A U.S. aviation regulator plans to mandate that airlines follow an advisory issued by Boeing Co. on how pilots should handle false readings from a plane sensor that authorities say occurred on a 737 Max jet that crashed off the Indonesian coast last week.
The Federal Aviation Administration on Wednesday issued a statement saying it plans to issue an airworthiness directive on the issue and “will take further appropriate actions depending on the results of the investigation.” The FAA also notified other regulatory agencies around the world, which typically follow the U.S. agency’s lead on safety matters.
The operations-manual bulletin was issued Tuesday, Boeing said in a statement posted to Twitter, and tells flight crews to use existing guidelines when dealing with erroneous inputs from the so-called angle of attack sensor. That sensor is intended to maintain air flow over a plane’s wings but if it malfunctions it can cause the plane’s computers to erroneously think it is in a aerodynamic stall – which can then cause aircraft to abruptly dive.
Bloomberg News earlier reported that Boeing was said to be preparing to issue an alert to operators of the 737 Max jet in response to the investigation into the Oct. 29 crash of the Lion Air plane, which saw 189 people killed.
The bulletin is based on preliminary findings from the Lion Air disaster. Under some circumstances, such as when pilots are flying manually, the Max jets will automatically try to push down the nose if they detect that an aerodynamic stall is possible, a person familiar with the matter said. One of the critical ways a plane determines if a stall is imminent is the angle of attack measurement.

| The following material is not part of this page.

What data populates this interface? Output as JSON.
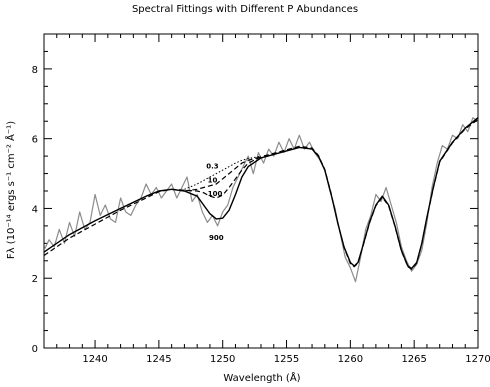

The Lion Air 737 Max 8 jetliner plunged into the Java Sea minutes after takeoff from Jakarta airport, nosing downward so suddenly that it may have hit speeds of 600 miles an hour before slamming into the water. Moments earlier, the pilots radioed a request to return to Jakarta to land, but never turned back toward the airport, according to Indonesia’s National Transportation Safety Committee and flight-track data. The committee said the pilots were dealing with an erroneous airspeed indication.
The probe into what happened with the Lion Air plane “is ongoing and Boeing continues to cooperate fully and provide technical assistance at the request and under the direction of government authorities investigating the accident,” the company said in its statement.

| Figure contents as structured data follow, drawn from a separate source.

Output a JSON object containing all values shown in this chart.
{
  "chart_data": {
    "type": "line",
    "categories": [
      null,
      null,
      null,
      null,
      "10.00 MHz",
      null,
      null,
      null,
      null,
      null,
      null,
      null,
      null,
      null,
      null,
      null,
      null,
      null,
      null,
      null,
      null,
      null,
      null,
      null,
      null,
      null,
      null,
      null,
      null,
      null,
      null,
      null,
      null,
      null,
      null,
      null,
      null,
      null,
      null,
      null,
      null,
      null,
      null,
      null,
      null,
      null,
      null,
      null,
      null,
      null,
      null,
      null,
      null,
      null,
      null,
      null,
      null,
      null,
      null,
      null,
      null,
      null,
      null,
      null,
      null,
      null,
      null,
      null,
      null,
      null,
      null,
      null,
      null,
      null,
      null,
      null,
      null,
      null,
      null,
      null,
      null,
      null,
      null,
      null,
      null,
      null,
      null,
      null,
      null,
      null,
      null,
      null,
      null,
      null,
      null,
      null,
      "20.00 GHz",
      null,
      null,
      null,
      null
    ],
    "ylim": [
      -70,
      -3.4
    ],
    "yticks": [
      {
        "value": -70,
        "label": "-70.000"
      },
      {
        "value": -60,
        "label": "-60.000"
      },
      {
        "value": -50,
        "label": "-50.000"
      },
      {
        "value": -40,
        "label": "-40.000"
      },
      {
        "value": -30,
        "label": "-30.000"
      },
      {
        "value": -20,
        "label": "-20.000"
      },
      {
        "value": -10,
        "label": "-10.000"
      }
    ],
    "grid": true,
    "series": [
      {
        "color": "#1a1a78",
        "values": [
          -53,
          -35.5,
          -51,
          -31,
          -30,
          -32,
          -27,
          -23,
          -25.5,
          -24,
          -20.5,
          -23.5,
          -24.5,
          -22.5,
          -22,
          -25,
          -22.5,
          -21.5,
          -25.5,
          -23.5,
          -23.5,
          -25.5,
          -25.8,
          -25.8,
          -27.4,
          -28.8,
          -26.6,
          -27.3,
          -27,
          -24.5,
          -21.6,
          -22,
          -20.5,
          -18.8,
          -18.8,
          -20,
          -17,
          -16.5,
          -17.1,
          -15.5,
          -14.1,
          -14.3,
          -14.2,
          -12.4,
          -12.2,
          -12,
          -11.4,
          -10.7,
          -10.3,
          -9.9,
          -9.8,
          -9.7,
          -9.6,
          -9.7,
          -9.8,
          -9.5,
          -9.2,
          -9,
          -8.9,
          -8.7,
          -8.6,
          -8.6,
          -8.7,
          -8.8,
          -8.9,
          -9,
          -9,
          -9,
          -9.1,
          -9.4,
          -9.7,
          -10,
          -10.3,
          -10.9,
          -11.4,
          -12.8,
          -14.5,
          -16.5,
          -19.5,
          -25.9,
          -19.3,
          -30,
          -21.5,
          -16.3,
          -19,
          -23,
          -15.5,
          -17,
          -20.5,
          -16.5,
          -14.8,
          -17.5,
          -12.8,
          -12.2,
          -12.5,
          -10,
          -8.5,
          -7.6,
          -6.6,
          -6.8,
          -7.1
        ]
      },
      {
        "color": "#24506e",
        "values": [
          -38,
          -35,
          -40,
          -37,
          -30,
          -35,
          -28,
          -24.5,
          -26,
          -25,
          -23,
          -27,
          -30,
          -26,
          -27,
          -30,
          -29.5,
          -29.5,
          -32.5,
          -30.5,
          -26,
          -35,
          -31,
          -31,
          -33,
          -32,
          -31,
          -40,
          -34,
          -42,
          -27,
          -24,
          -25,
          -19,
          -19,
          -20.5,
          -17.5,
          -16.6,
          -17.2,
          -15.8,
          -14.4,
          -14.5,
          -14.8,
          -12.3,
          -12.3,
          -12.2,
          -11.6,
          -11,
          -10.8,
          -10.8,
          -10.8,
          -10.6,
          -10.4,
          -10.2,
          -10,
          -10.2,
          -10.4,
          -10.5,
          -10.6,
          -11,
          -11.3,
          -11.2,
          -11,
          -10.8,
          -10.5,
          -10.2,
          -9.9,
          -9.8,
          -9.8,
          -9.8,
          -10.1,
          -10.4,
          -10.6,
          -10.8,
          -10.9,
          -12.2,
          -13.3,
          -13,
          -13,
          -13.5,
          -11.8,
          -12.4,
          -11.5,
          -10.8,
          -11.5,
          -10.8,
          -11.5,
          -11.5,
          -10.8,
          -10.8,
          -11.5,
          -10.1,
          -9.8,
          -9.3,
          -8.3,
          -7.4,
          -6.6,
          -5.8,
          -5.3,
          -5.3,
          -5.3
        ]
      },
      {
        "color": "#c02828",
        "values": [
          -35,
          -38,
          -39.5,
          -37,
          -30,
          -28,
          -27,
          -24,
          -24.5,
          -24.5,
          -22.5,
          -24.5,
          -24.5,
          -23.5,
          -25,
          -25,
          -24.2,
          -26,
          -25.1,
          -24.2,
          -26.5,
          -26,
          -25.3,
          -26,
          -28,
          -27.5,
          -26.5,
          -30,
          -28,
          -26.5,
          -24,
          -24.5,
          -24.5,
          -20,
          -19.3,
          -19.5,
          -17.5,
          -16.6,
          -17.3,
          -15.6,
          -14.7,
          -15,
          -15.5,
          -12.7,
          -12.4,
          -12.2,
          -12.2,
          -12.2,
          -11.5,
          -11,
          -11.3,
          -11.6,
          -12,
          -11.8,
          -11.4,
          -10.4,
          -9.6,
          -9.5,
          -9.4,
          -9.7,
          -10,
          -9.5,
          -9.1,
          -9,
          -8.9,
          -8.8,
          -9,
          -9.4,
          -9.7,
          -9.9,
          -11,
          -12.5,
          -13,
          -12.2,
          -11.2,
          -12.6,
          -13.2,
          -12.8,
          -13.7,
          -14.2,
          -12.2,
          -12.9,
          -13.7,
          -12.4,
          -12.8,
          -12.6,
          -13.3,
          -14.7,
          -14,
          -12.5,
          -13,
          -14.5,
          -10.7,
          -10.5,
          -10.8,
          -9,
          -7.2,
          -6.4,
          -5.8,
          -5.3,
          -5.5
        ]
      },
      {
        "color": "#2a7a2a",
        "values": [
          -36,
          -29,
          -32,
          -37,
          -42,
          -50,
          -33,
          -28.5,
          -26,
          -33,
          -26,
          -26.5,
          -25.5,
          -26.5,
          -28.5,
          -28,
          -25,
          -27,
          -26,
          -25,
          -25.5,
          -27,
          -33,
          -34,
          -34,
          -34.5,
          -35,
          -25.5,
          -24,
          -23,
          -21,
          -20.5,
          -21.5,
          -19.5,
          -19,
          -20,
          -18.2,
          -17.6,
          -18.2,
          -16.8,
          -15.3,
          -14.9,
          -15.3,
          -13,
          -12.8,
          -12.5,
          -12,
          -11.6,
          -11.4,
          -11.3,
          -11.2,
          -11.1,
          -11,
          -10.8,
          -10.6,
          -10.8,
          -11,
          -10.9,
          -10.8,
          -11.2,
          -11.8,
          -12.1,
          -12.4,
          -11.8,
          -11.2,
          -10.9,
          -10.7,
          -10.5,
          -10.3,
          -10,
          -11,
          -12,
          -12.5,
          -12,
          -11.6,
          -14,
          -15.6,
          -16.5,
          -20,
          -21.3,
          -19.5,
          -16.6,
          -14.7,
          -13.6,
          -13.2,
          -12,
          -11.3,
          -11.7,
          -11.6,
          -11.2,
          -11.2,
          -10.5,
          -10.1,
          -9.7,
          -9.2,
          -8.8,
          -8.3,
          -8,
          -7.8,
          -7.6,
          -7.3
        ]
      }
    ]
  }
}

The jet reported a discrepancy in its angle of attack sensor during a flight from Bali to Jakarta the day before it crashed. The device was replaced in Bali after pilots reported a problem with airspeed reading, the Indonesian transportation safety regulator said Wednesday.
Boeing has delivered 219 Max planes – the latest and most advanced 737 jets – since the models made their commercial debut last year with a Lion Air subsidiary. Boeing has more than 4,500 orders for the airliners, which feature larger engines, more aerodynamic wings and an upgraded cockpit with larger glass displays. The single-aisle family is Boeing’s biggest source of profit.
Aircraft and engine manufacturers routinely send bulletins to air carriers noting safety measures and maintenance actions they should take, most of them relatively routine. But the urgency of a fatal accident can trigger a flurry of such notices.
After an engine on a Southwest Airlines Co. plane fractured earlier this year over Pennsylvania, killing a passenger, CFM International Inc. issued multiple bulletins to operators of its CFM56-7B power plants.
Aviation regulators such as the U.S. FAA and the European Aviation Safety Agency often follow such actions by mandating that carriers follow the bulletins.
Pilots raise and lower the nose of Boeing jetliners by pushing and pulling on a yoke in the cockpit, which controls panels at the tail known as elevators. In addition, a system known as elevator trim can be changed to prompt nose-up or nose-down movement.
The angle of attack readings are fed into a computer that in some cases will attempt to push down the nose using the elevator trim system. In the early days of the jet age, the elevator trim system was linked to several accidents. If pilots aren’t careful, they can cause severe nose-down trim settings that make it impossible to level a plane.
Such an issue arose in 2016 at Rostov-on-Don Airport in Russia when a FlyDubai 737-800 nosed over and slammed into the runway at a steep angle, according to an interim report by Russian investigators. That case didn’t involve the angle-of-attack system. One of the pilots had trimmed the plane to push the nose down while trying to climb after aborting a landing, the report said. All 62 people on board died.